With interest rates regularly hitting new record lows, 2020 was a banner year for mortgages overall and refinances in particular.

A record-breaking $4.3 trillion in mortgages were originated in 2020, of which $2.8 trillion were refinances, which was also an all-time high, according to Black Knight, a mortgage data company.

But each time rates move higher, refinancing makes sense for fewer homeowners.

Refinance activity last week fell 26% from its recent high in January and is now at the lowest level since September 2020, according to the Mortgage Bankers Association. “Last week refinance activity fell across all loan types,” said Joel Kan, MBA’s Associate Vice President of Economic and Industry Forecasting.

As recently as early February there were some 18 million homeowners for whom a refinance would make sense, according to Black Knight. These are homeowners who are current on their mortgage with credit scores of 720 and above who have at least 20% equity in their home and who could reduce their interest rate by 0.75% or more by refinancing into a 30-year fixed-rate mortgage at the prevailing interest rate.

But those numbers have since fallen off quickly.

By the beginning of March, when rates had topped 3% again, the pool had dropped to 12.9 million refinance candidates, which was the smallest that group had been since May of last year and marked a nearly 30% reduction in just three weeks.

Could you still benefit from refinancing?

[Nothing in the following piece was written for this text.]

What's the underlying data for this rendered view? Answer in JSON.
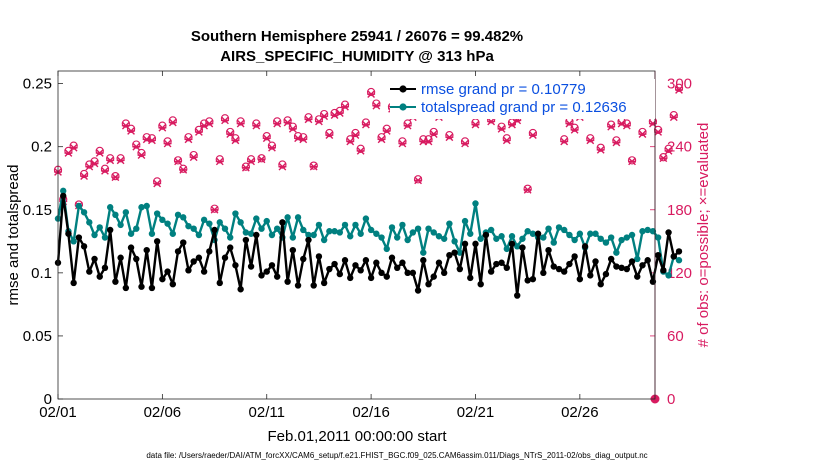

As a rule of thumb, refinancing makes sense if you can shave a full percentage point off your current rate. But there are other factors to consider — including closing costs, your loan term and how long you plan to stay in your home — that might make even a half a point drop from your current rate make sense.

“Mortgage rates are climbing faster than many homeowners would prefer, but refinancing can still be a winning proposition,” said Ziggy Jonsson, head of financial products at the online lender Better.com. “Today’s mortgage rates are still historically low.”

Lower payments may still be possible for millions of homeowners, he said.

“Our general advice is to not try to time the market,” said Jonsson. “The cost of waiting to see if rates go lower, could backfire, not making it worth the risk. If the numbers make sense, seize the opportunity.”